Dans le double rôle de Turridu et de Canio, le ténor français Jean-Pierre Furlan semble avoir encore gagné en ampleur et en puissance, mais à quel prix ! Le timbre a perdu un peu plus de lumière qu'auparavant, et l'aigu est émis avec force nasalité, ce qui se fait constamment au détriment de l'émotion. L'acteur demeure quant à lui toujours aussi engagé, et sa manière de se jeter corps et âme finit par emporter l'adhésion.
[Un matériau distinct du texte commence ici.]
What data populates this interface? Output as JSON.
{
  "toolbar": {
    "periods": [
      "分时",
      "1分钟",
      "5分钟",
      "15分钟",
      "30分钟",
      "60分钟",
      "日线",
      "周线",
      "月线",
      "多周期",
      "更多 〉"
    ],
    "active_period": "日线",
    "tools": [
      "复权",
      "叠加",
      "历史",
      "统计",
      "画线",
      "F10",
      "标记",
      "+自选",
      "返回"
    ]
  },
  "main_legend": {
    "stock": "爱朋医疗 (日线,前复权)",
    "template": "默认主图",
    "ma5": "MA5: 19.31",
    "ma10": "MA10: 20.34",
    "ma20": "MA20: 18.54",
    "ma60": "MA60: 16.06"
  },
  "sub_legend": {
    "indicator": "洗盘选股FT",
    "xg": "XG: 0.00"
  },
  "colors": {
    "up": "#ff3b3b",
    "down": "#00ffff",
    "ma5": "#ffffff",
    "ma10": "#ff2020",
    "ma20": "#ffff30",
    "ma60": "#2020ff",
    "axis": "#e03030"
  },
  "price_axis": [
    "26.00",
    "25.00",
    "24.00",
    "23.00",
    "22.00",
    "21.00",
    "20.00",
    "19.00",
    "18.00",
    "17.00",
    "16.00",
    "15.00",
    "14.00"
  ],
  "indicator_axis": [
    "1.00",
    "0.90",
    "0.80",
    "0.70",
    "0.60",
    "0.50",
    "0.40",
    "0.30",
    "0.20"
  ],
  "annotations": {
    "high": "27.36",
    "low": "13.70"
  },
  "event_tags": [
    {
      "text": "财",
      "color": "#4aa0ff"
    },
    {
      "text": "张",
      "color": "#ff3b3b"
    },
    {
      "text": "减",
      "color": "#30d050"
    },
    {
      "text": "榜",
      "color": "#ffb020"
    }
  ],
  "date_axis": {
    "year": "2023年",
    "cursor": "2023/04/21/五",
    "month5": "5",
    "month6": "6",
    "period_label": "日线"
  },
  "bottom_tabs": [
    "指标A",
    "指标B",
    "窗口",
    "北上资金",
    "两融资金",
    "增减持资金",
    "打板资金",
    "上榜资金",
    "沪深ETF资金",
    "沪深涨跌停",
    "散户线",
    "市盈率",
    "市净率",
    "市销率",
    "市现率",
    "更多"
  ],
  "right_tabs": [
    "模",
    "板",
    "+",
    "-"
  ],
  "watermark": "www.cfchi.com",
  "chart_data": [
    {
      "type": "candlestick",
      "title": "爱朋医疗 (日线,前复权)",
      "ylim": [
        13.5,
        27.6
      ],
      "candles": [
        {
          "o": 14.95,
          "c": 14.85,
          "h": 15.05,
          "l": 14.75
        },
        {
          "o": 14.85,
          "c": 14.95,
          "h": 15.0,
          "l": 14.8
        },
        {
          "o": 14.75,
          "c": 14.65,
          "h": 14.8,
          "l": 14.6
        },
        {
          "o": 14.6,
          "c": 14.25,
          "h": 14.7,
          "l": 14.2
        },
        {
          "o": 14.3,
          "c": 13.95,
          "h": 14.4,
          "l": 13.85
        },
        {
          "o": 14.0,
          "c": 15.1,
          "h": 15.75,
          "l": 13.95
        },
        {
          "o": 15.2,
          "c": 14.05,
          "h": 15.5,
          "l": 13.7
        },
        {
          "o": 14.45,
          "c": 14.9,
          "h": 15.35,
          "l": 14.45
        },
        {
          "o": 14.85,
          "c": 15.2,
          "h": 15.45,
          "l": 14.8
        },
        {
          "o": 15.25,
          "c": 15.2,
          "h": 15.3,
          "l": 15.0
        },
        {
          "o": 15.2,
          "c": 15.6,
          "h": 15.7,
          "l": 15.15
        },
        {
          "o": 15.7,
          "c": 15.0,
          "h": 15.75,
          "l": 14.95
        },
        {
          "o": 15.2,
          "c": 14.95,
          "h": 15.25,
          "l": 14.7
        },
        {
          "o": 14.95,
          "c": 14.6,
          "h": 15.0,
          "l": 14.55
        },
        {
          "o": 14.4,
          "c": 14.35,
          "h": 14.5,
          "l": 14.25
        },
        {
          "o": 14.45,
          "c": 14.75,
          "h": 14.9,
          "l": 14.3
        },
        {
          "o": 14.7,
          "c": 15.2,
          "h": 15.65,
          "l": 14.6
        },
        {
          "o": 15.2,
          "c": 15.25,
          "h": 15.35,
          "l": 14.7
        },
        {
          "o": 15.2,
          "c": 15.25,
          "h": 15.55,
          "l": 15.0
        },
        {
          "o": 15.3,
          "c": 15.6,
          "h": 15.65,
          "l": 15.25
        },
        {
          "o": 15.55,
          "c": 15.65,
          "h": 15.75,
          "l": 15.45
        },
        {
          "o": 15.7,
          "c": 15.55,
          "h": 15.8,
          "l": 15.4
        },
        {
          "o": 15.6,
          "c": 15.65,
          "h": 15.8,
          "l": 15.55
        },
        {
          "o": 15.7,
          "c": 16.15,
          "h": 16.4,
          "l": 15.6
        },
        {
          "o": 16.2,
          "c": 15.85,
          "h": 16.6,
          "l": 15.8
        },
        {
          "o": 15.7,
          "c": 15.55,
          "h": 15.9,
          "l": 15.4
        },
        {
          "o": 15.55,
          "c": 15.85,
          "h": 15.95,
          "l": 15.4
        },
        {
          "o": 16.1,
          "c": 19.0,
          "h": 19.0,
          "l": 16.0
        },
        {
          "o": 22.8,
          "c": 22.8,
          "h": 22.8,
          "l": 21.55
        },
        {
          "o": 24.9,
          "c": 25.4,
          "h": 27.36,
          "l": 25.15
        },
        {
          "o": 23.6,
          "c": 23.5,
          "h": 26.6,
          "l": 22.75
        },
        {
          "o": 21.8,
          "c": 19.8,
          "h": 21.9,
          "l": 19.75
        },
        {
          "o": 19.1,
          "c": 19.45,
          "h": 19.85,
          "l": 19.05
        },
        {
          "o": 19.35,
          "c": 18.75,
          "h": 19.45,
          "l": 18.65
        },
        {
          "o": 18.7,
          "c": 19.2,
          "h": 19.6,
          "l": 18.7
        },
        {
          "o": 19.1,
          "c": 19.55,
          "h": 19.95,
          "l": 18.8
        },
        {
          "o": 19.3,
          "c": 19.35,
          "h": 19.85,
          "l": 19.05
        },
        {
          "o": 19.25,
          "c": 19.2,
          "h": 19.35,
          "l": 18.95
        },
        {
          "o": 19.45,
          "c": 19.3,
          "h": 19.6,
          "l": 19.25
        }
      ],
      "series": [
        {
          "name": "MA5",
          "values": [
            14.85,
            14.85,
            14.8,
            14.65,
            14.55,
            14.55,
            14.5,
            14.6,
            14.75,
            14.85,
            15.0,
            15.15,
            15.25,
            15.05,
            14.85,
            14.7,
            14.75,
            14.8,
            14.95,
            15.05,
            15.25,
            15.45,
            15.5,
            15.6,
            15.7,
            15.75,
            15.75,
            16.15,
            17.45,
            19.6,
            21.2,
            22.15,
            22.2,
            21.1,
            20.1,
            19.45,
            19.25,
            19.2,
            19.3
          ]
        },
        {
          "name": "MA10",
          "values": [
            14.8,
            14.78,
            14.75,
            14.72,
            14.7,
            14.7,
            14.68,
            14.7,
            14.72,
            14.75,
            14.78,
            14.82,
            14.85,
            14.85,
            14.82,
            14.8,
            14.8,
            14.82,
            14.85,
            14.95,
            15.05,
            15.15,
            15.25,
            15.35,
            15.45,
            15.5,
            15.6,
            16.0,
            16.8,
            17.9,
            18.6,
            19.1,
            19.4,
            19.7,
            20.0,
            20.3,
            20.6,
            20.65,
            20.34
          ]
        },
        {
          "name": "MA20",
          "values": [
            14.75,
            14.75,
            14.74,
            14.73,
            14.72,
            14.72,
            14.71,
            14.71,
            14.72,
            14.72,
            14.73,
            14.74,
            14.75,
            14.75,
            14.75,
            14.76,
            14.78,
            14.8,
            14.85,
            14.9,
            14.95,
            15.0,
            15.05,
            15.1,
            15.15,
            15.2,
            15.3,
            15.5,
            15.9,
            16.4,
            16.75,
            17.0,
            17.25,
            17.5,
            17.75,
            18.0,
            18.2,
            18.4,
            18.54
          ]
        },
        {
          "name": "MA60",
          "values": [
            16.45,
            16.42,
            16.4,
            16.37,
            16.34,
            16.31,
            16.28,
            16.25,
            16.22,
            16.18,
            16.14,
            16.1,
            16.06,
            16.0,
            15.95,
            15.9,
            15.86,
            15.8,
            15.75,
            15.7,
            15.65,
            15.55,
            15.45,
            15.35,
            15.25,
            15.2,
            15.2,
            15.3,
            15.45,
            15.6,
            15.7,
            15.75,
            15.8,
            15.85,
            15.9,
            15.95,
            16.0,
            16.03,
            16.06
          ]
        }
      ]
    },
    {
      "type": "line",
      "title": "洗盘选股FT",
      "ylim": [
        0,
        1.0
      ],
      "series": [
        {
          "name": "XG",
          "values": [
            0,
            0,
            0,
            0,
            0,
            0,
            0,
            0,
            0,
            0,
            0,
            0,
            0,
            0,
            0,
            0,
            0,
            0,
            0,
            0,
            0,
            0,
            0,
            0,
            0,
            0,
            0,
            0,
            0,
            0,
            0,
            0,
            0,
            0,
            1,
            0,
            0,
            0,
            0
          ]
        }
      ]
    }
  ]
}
Débutant dans le rôle de Santuzza, la mezzo géorgienne Nino Surguladze fait valoir une richesse dans le médium, une fulgurance dans l'aigu, et un registre grave nourri, qui font forte impression. Quant à l'actrice, elle brûle les planches, tout en s'affirmant à la fois digne et émouvante quand l'action le réclame. Elle est la révélation de la soirée ! Dans le personnage d'Alfio, le baryton coréen Seng-Hyun Ko impose son timbre mordant, ses moyens imposants, ainsi qu'une grande facilité expressive, qui lui valent un triomphe personnel aux moment des saluts. Virginie Verrez est parfaite en Lola tandis que Svetlana Lifar est une Maman Lucia à la voix saine, loin des chanteuses en fin de carrière auxquelles est généralement dévolue cette partie.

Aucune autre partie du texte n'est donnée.